Good offices take place when a third party brings the disputing states to the negotiating table and suggests a general framework for framing a settlement.

  1. Mediation:-

Mediation involves a third party; mediator. The mediator assumes a more active role then the provider of good offices and may attempt to reconcile the positions and claims of the involved parties.

Examples:-
  1. Mediation by the Work Bank between India and Pakistan on Indus water treaty.
  2. Dispute between Chile and Argentina on Beagle Channel.
  1. Conciliation:-

The task of the Conciliation Commission is to examine the claim of the parties and make proposals for a friendly solution. Even if an agreement or solution is not reached between the parties, the commissions produce its conclusion, observations and recommendations which are not binding on the parties.

  1. Commission of Inquiry:

The primary function of a commission of inquiry is to establish facts pertaining to the dispute. For example, by hearing the parties or visiting the area where breach of international law is said to be occurred. Dispute settlement may also be initiated by international organizations. For example, in 1982, the UNSC formed a fact finding committee on attempted coup in the Seychelles. A commission of inquiry refers to an international tribunal introduced by Hague Convention.

  1. Arbitration:

Definition:

“a procedure for the settlement of disputes between states by a binding award on the basis of law and as a result of an undertaking voluntarily accepted.”

                                                            International Law Commission.

Arbitration presupposes and depends upon the willingness of the states involved to submit to adjudication and their desire to read an agreement or a settlement.

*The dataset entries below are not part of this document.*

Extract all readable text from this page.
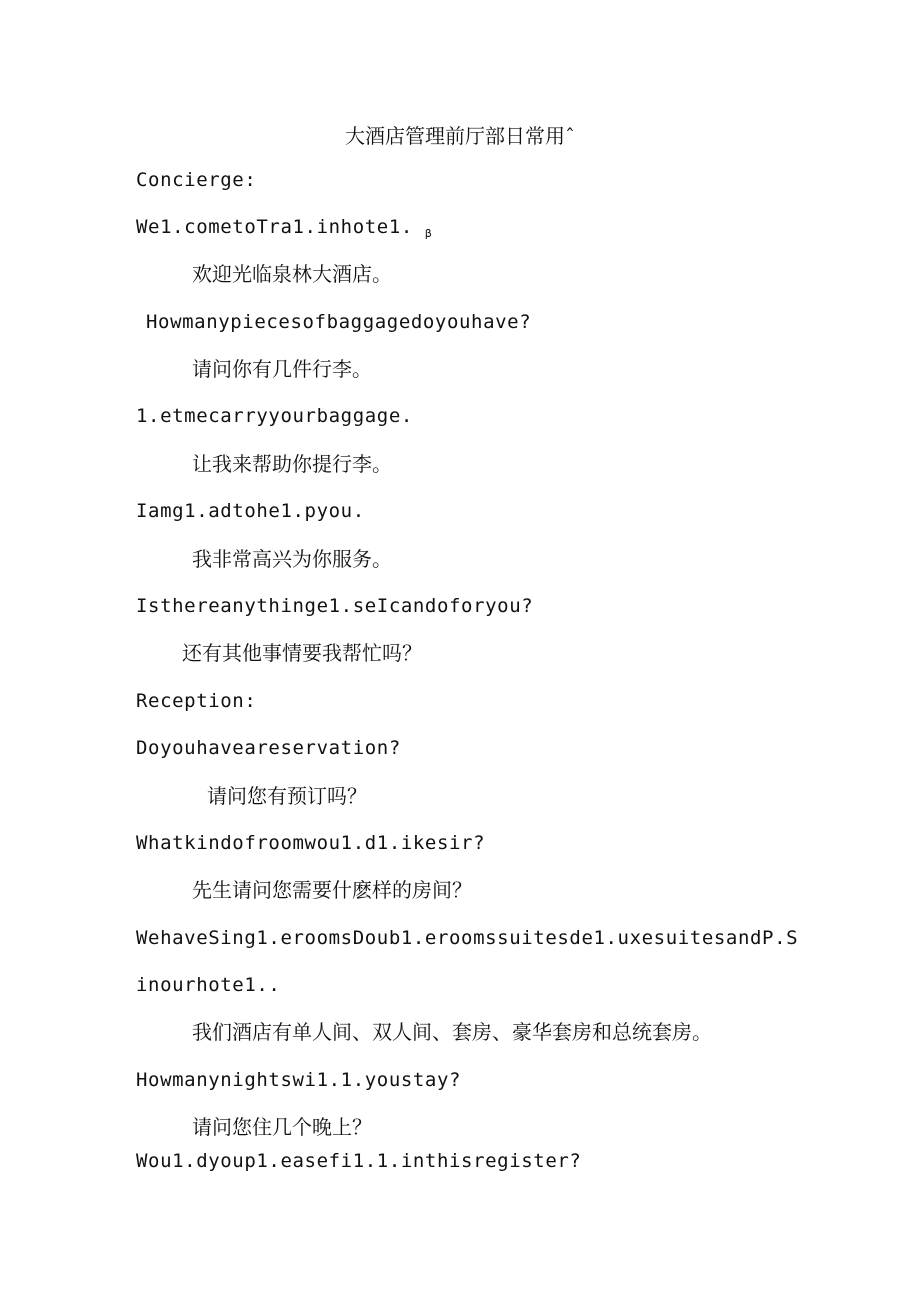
大酒店管理前厅部日常用ˆ
Concierge:
We1.cometoTra1.inhote1. $_\beta$
欢迎光临泉林大酒店。
Howmanypiecesofbaggagedoyouhave?
请问你有几件行李。
1.etmecarryyourbaggage.
让我来帮助你提行李。
Iamg1.adtohe1.pyou.
我非常高兴为你服务。
Isthereanythinge1.seIcandoforyou?
还有其他事情要我帮忙吗？
Reception:
Doyouhaveareservation?
请问您有预订吗？
Whatkindofroomwou1.d1.ikesir?
先生请问您需要什麽样的房间？
WehaveSing1.eroomsDoub1.eroomssuitesde1.uxesuitesandP.S
inourhote1..
我们酒店有单人间、双人间、套房、豪华套房和总统套房。
Howmanynightswi1.1.youstay?
请问您住几个晚上？
Wou1.dyoup1.easefi1.1.inthisregister?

By article 2 of the statute of international court of Justice, the court shall consist of a body of independent judges from persons of high moral character, possessing the required qualifications in their respective statutes or law knowing persons of recognized competence in International Law. The member of the court shall be elected by UNGA and UNSC from a list of nominated persons by national groups in the permanent court of Arbitration.

A state is not required to submit a dispute to arbitration. Nevertheless, consent is a pre-requisite. Consent can be on Ad hoc basis as in the Canada, France maritime Delimitation case and as in the Guinean-Bissau and Senegal maritime Delimitation case. The identity of the arbitrators, the formation of questions to be submitted to the tribunal, the rules of law to be applied and the time limit within which an award is to be awarded are decided by the states concerned. Such issues are spelt out in a special agreement between the parties, known as compromises.

The functioning of the permanent court, therefore, presupposes that the states not only how a desire to read a settlement but they read the agreement on the issues which are the content of the compromise.

  1. International court of Justice:

ICJ has been established by the charter of the United Nation as the principle judicial organ of the UN. However, ICJ exercises jurisdiction only in respect of civil claims. Further, a state must agree to the jurisdiction of ICJ, before the Court can adjudicate on the matter.